Created on 10-05-2016 11:38 AM - edited 09-16-2022 08:42 AM
We are using Spark-sql and Parquet data-format. Avro is used as the schema format. We are trying to use “aliases” on field names and are running into issues while trying to use alias-name in SELECT.

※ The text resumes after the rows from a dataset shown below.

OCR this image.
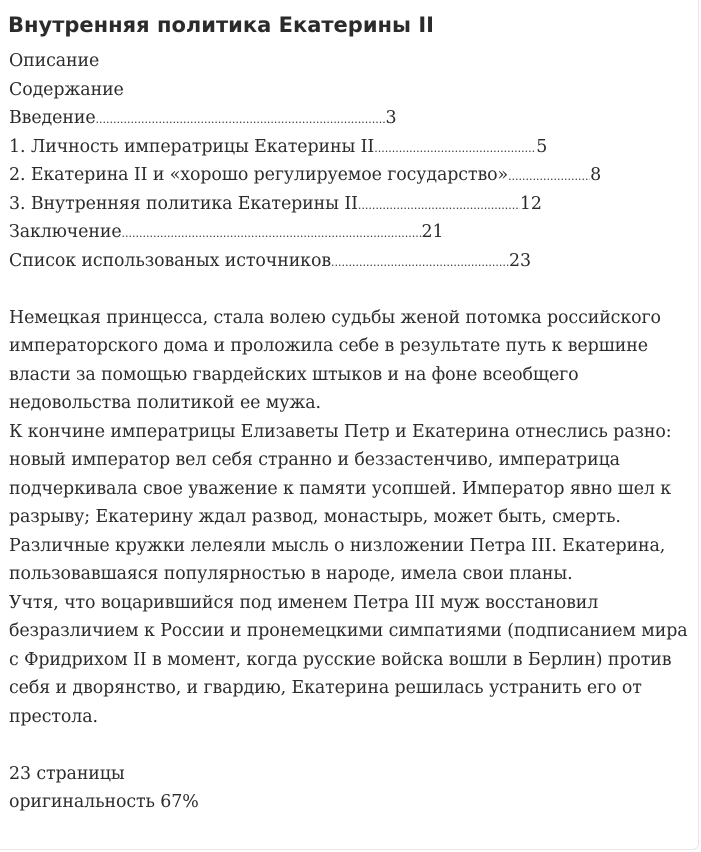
Внутренняя политика Екатерины II
Описание
Содержание
Введение .....	3
1. Личность императрицы Екатерины II .....	5
2. Екатерина II и «хорошо регулируемое государство» .....	8
3. Внутренняя политика Екатерины II .....	12
Заключение .....	21
Список использованых источников .....	23
Немецкая принцесса, стала волею судьбы женой потомка российского императорского дома и проложила себе в результате путь к вершине власти за помощью гвардейских штыков и на фоне всеобщего недовольства политикой ее мужа.
К кончине императрицы Елизаветы Петр и Екатерина отнеслись разно: новый император вел себя странно и беззастенчиво, императрица подчеркивала свое уважение к памяти усопшей. Император явно шел к разрыву; Екатерину ждал развод, монастырь, может быть, смерть. Различные кружки лелеяли мысль о низложении Петра III. Екатерина, пользовавшаяся популярностью в народе, имела свои планы.
Учтя, что воцарившийся под именем Петра III муж восстановил безразличием к России и пронемецкими симпатиями (подписанием мира с Фридрихом II в момент, когда русские войска вошли в Берлин) против себя и дворянство, и гвардию, Екатерина решилась устранить его от престола.
23 страницы
оригинальность 67%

Sample schema, where each field has both a name and a alias:
{ "namespace": "com.test.profile", "type": "record", "name": "profile", "fields": [ {"name": "ID", "type": "string"}, {"name": “F1", "type": ["null","int"], "default": "null", "aliases": [“F1_ALIAS"]}, {"name": “F2", "type": ["null","int"], "default": "null", "aliases": [“F2_ALIAS"]} ] }
Code for SELECT:
val profile = sqlContext.read.parquet(“/user/test/parquet_files/*”) profile.registerTempTable(“profile") val features = sqlContext.sql("“SELECT F1_ALIAS from profile”)
It will throw the following exception:
org.apache.spark.sql.AnalysisException: cannot resolve ‘`F1_ALIAS`' given input columns: [ID, F1, F2]
Any suggestions for this use case?
On a side note, what characters are allowed in aliases? e.g. is "!" allowed?
Thank you in advance!